Andrew Ho Profile picture
Oct 22 18 tweets 9 min read
Let's talk "misNAEPery": Common misues of #NAEP results. Here are 3 types of misNAEPery to look out for on Monday's "NAEP Day":
1) correlation-is-causation (@EduGlaze's original definition)
2) psychometric misNAEPery
3) one-true-outcome misNAEPery.
🧵 1/
For each of these misNAEPeries, I try to distinguish between "high crimes" and "misdemeanors."
I used to get a little too gleeful in pointing out misNAEPery.
I now try to ask, "does it really matter?" or "what's the end goal?" before calling someone out for something "wrong." 2/
Type 1 misNAEPery: My leadership or policy caused these NAEP results. @EduGlaze coined misNAEPery in 2013 to refer to this common, predictable tendency among leaders, reporters, and commentators. ggwash.org/view/31061/bad… 3/
So is NAEP useless because we can't conclude anything about remote learning or charter schools or political leadership? No. My stance is closer to @MichaelPetrilli's here. NAEP is essential. fordhaminstitute.org/national/comme… 4/
For Type 1 misNAEPery, what's a "high crime"? Taking credit for high NAEP scores (with known correlations with wealth in our @seda_data).

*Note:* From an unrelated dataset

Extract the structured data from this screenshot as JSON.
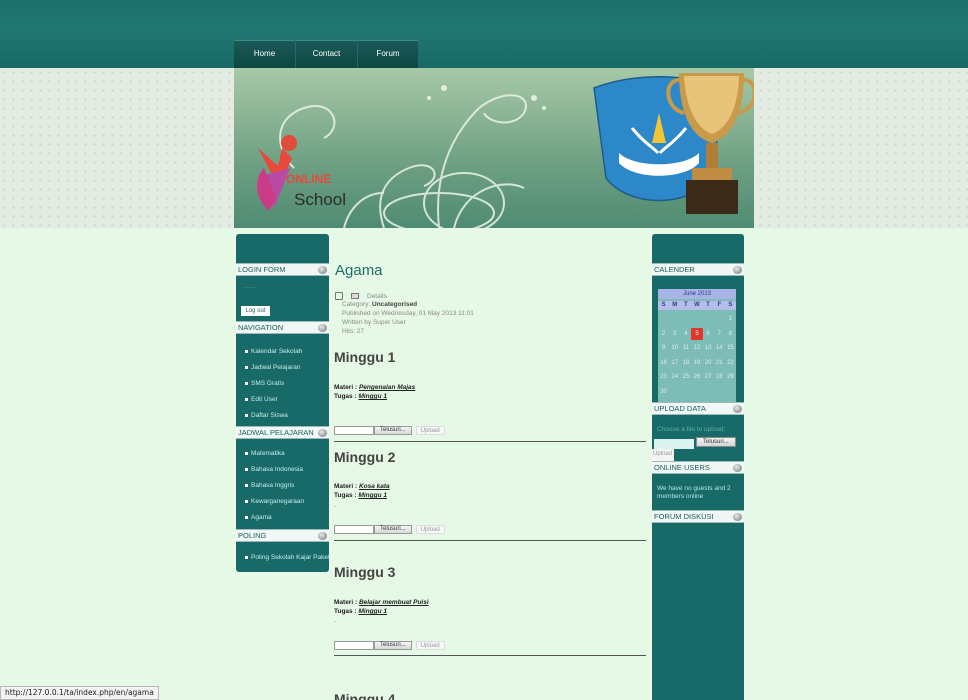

But speculating on the basis of positive *trends* and declining inequality reduces this to a "misdemeanor," to me. 5/ edopportunity.org/explorer/#/cha…
To avoid Type 1 misNAEPery, wait for researchers to estimate policy effects after eliminating alternative explanations for results, like @ProfTDee and @BrianJacobProf did with NAEP, and @CEDR_US and coauthors did with NWEA data. 6/
onlinelibrary.wiley.com/doi/abs/10.100…
caldercenter.org/sites/default/…
Type 2 misNAEPery is psychometric misNAEPery: misuse of different NAEP scores. This includes comparing proficiency %s, collapsing results across subjects and grades, neglecting statistical significance, and translating effect sizes to other metrics like "months of learning." 7/
Monday, comparisons of proficiency %s will be everywhere. Are they wrong? Unfortunately, often, yes. 8/ journals.sagepub.com/doi/10.3102/00…
A rule of thumb for psychometric misNAEPery is, "beware the differences in differences." Any one score metric is probably fine. A difference in metrics is a "misdemeanor." And a difference in differences becomes a "high crime," if you don't cross-check with means, first. 9/
Unfortunately, differences-in-differences are often important.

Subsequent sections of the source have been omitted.